Arts and media fare little better. The sector shows meaningful theoretical exposure, as large language models can in principle handle the lion’s share of tasks, though observed usage still lags behind capability. The gap is narrowing, however, and the direction of travel is unambiguous.
Here is the sting in the tail. The workers most exposed to AI disruption are not, as popular mythology suggests, low-paid drudges. They are older, better educated, more likely to be women and considerably better paid, earning 47 per cent more per hour on average than their least-exposed counterparts. Graduate degree holders are nearly four times as prevalent in the high-exposure group. The creative professional, the senior analyst and the market researcher with an MBA are precisely the people who should be paying attention.
“We’re not talking about the checkout operator,” the paper implies. “We’re talking about the account planner.”
The most alarming signal in the data concerns not those already in jobs, but those trying to enter them. Among workers aged 22 to 25, hiring into highly exposed occupations has slowed measurably since the release of ChatGPT in late 2022. There has been a 14 per cent drop in the job-finding rate, a figure the authors describe as “just barely statistically significant.” Young people are, in effect, finding the door to exposed professions quietly closing. Whether they are staying in education, taking different jobs or simply giving up is not yet clear.

For a bright graduate eyeing a career in market research or media production, this is not merely an academic data point. It is a flashing amber light.
The paper is careful about what it does not find. Unemployment among highly exposed workers has not risen in any statistically meaningful way since the ChatGPT era began. The apocalypse has not arrived. Even in the Computer and Math category, the most theoretically exposed of all, Claude currently covers just 33 per cent of tasks in practice. The gap between what AI can do and what it actually does at scale in professional workflows remains vast.
Think of it less like a tsunami, the authors suggest, and more like a slowly rising tide. The internet did not destroy journalism overnight. It took 20 years and the collapse of a generation of classified advertising revenue. The China trade shock also took decades to fully register in unemployment statistics, and economists are still debating the numbers.

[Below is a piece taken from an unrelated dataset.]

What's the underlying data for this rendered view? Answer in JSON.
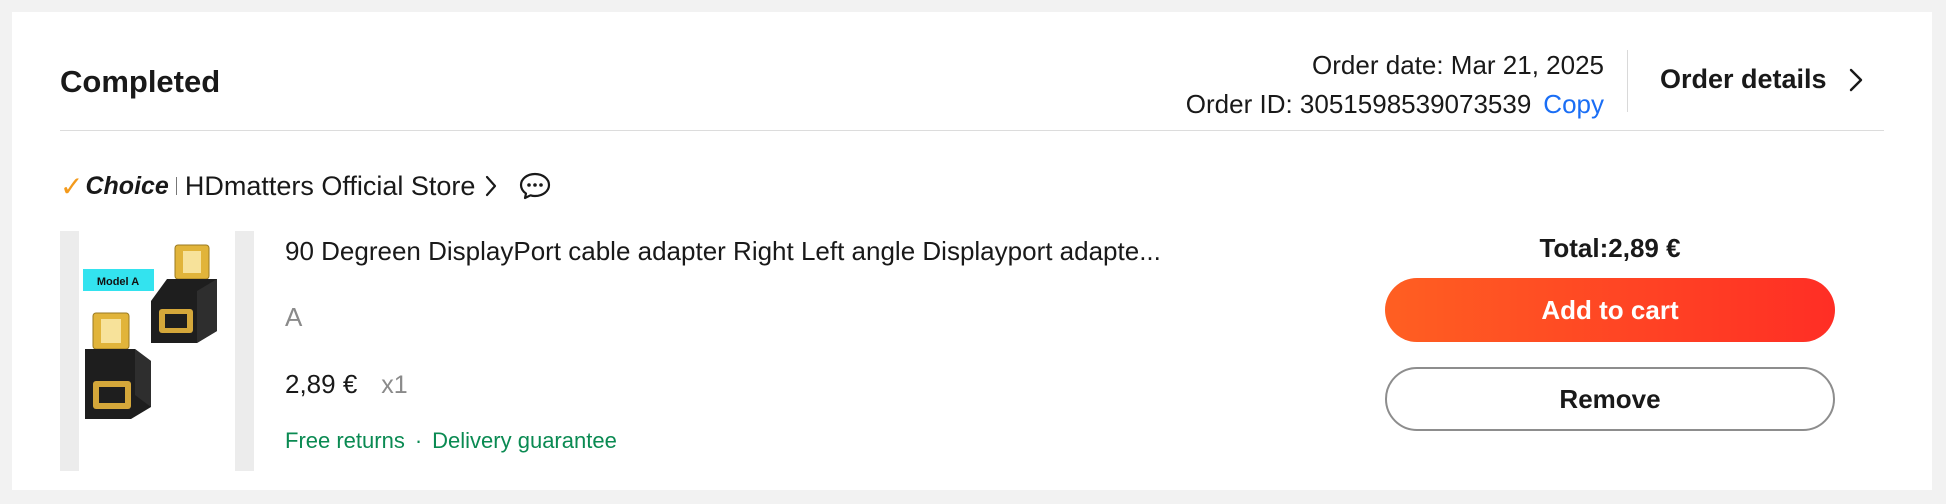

What does this mean for the luvvies, the admen and the pollsters? The honest answer is: not much yet, but watch this space. AI is already doing the grunt work, including data summaries, draft press releases and boilerplate creative briefs. The question is whether it stops there or continues climbing the value chain.
The authors are building a framework to track exactly that and promise to update it as new data arrives. If the tide does come in, they want to see it coming before the sandcastles are already gone.
For now, the creative industries can breathe, but perhaps not too deeply. The machine is not at the door. It is already at the desk.